Tak więc, choć długa, podróż nie dłużyła się wcale. A teraz był świt czy raczej poranek. I miasto Oława za zakrętem rzeki. Żona Wasserpolaka naparła na ster, jej piersi naparły na koszulę.
– W Oławie – odezwał się szyper – zejdzie mi na różne sprawy jeden, góra dwa dni. Jeśli tyle wydolicie zaczekać, wezmę was do Wrocławia, młody panie Ślązak. Bez dobawnej opłaty.
– Dziękuję – Reynevan wyciągnął do uścisku rękę, świadom, ze właśnie spotkał go zaszczyt okazanej sympatii. – Dziękuję, ale w drodze był czas przemyśleć parę spraw. I teraz Oława odpowiada mi nawet bardziej niż Wrocław.
– Wedle woli. Wysadzę was, gdzie chcecie. Na lewym wolicie brzegu, czy na prawym?
– Chciałbym na strzeliński trakt.
– Tedy na lewym. Rozumiem też, że samej miejskiej rogatki wolelibyście uniknąć?
– Wolałbym – przyznał Reynevan, zadziwiony bystrością Polaka. – Jeśli wam to nie wadzi.
– Co mi ma wadzić. Ster lewo na burt, Maryśka. Płyń pod Drozdowy Jaz.

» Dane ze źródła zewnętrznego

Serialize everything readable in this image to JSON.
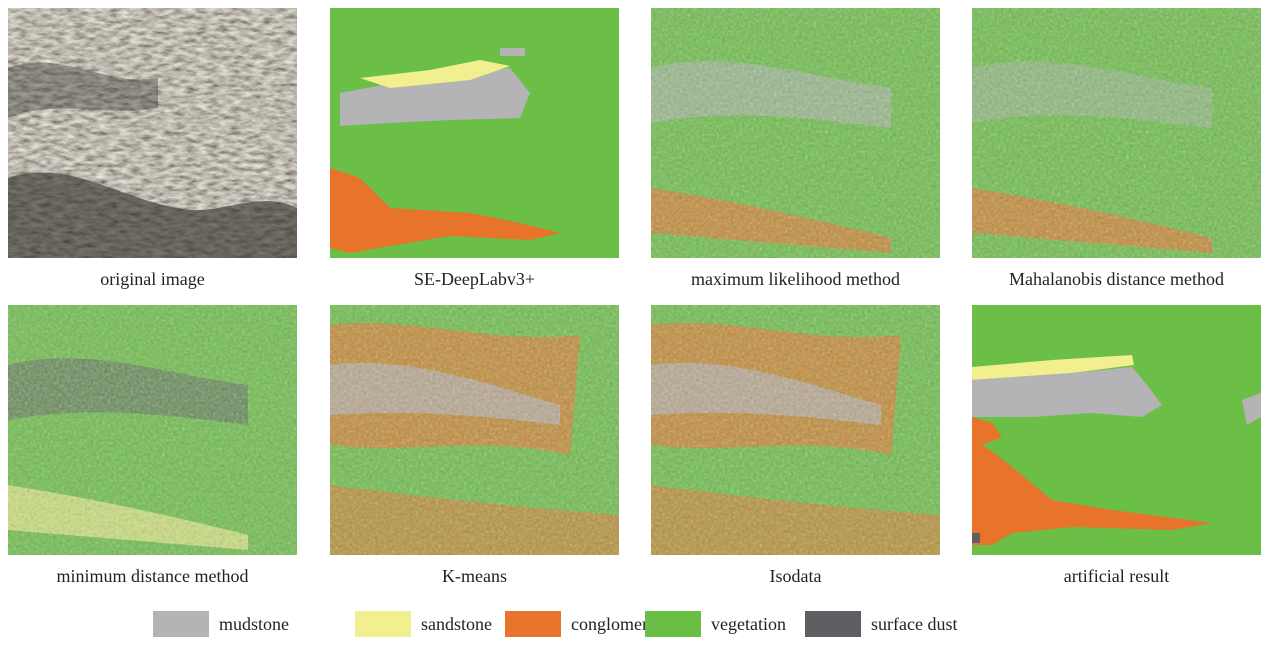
{
  "panels": [
    {
      "caption": "original image"
    },
    {
      "caption": "SE-DeepLabv3+"
    },
    {
      "caption": "maximum likelihood method"
    },
    {
      "caption": "Mahalanobis distance method"
    },
    {
      "caption": "minimum distance method"
    },
    {
      "caption": "K-means"
    },
    {
      "caption": "Isodata"
    },
    {
      "caption": "artificial result"
    }
  ],
  "legend": [
    {
      "label": "mudstone",
      "color": "#b4b4b6"
    },
    {
      "label": "sandstone",
      "color": "#f2ef8e"
    },
    {
      "label": "conglomerate",
      "color": "#e8732a"
    },
    {
      "label": "vegetation",
      "color": "#6bbf46"
    },
    {
      "label": "surface dust",
      "color": "#5f5f63"
    }
  ]
}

Za Drozdowym Jazem rozciągało się rozległe starorzecze, całe pokryte dywanem żółto kwitnących grążeli. Nad starorzeczem snuła się mgła. Słychać było dalekie odgłosy rozbudzonego już oławskiego podgrodzia – pianie kogutów, ujadanie psów, podzwanianie metalu o metal, sygnaturkę.
Na dany znak Reynevan zeskoczył na chwiejny pomost. Szkuta otarła się o pale, rozgarnęła dziobem wodorosty, leniwie zawróciła na nurt.
– Groblą cały czas – zawołał Wasserpolak. – A tak, by słonko mieć za plecami! Aż do mostu na Oławie, potem ku lasowi. Będzie strumyk, a za nim już strzeliński gościniec. Zbłądzić się nie da!
– Dziękuję! Z Bogiem
Z rzeki szybko jęła wznosić się mgła, szkuta zaczęła niknąć. Reynevan zarzucił na ramię węzełek. – Panie Ślązak! – dobiegło od rzeki.
– Aha?
– Stół z powyłamywanymi nogami!
Rozdział szósty
w którym Reynevan najpierw zbiera cięgi, a potem rusza w drogę do Strzelina w towarzystwie czworga ludzi i jednego psa. Nudę podróży umila dysputa o herezjach, pieniących się ponoć na podobieństwo kąkolu.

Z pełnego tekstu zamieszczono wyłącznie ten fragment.